Abstract: In order to quantitatively analyze the influence of raindrop particle size distribution on aerodynamic performance of high-speed train, a high-speed train outflow field model is established based on Euler method, and the effectiveness of its calculation method is verified. Rainfall models with uniform particle size and non-uniform particle size are established based on Lagrange method. The wind and rain coupling numerical simulation of high-speed trains under different rainfall models, different rainfall intensities and different vehicle speeds is carried out by using the phase coupling calculation method. The results show that the raindrop trajectory of the uniform particle size rainfall model is approximately parallel, while the non-uniform particle size rainfall model is complex and staggered; In both models, the raindrop mass per unit time increases with the increase of rainfall intensity and vehicle speed. When the vehicle speed is constant, the concentration of raindrop on the train surface increases with the increase of rainfall intensity. The concentration distribution of raindrop on the train surface of uniform particle size rainfall model is more concentrated and regular, while the non-uniform particle size rainfall model is more scattered and disorderly; When the vehicle speed is constant, with the increase of rainfall intensity, the positive pressure range at the nose tip of the train increases gradually, and the aerodynamic drag force and longitudinal rain load of the train increase; Under the same vehicle speed and rainfall intensity, compared with the calculation results of uniform particle size rainfall model, the positive pressure range at the nose tip of the head train under the non-uniform particle size rainfall model decreases, which leads to the reduction of aerodynamic drag force of the head train under the non-uniform particle size rainfall model, but the longitudinal rain load of the head train under the non-uniform particle size rainfall model increases. To sum up, the longitudinal total drag force of the head train under the non-uniform particle size rainfall model is lower than that under the uniform particle size rainfall model.
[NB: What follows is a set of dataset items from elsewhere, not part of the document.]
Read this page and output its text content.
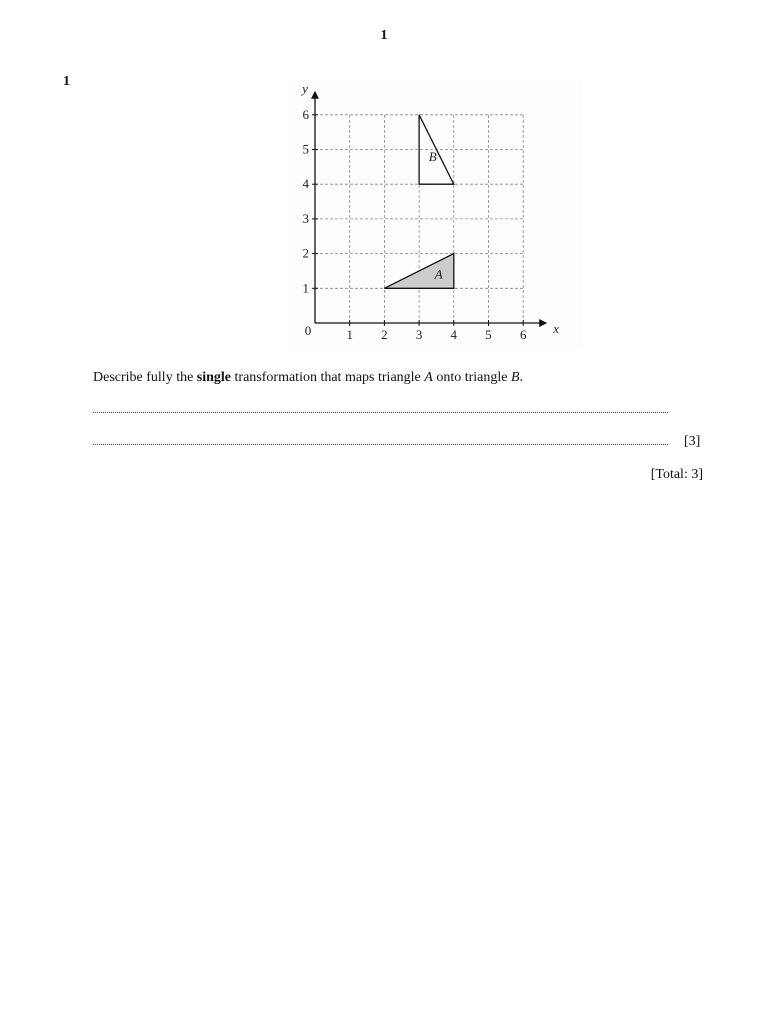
1
1
1 2 3 4 5 6
1
2
3
4
5
6
0	x
y
A
B
Describe fully the single transformation that maps triangle A onto triangle B.
[3]
[Total: 3]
Key words: rainfall environment, high-speed train, raindrop size distribution, aerodynamic characteristic, rain load

中图分类号:

U270

盛旭高, 于梦阁, 戴志远, 张骞. 雨滴粒径分布对高速列车气动性能的影响[J]. 机械工程学报, 2025, 61(6): 238-248.

SHENG Xugao, YU Mengge, DAI Zhiyuan, ZHANG Qian. Effect of Raindrop Particle Size Distribution on Aerodynamic Performance of High-speed Train[J]. Journal of Mechanical Engineering, 2025, 61(6): 238-248.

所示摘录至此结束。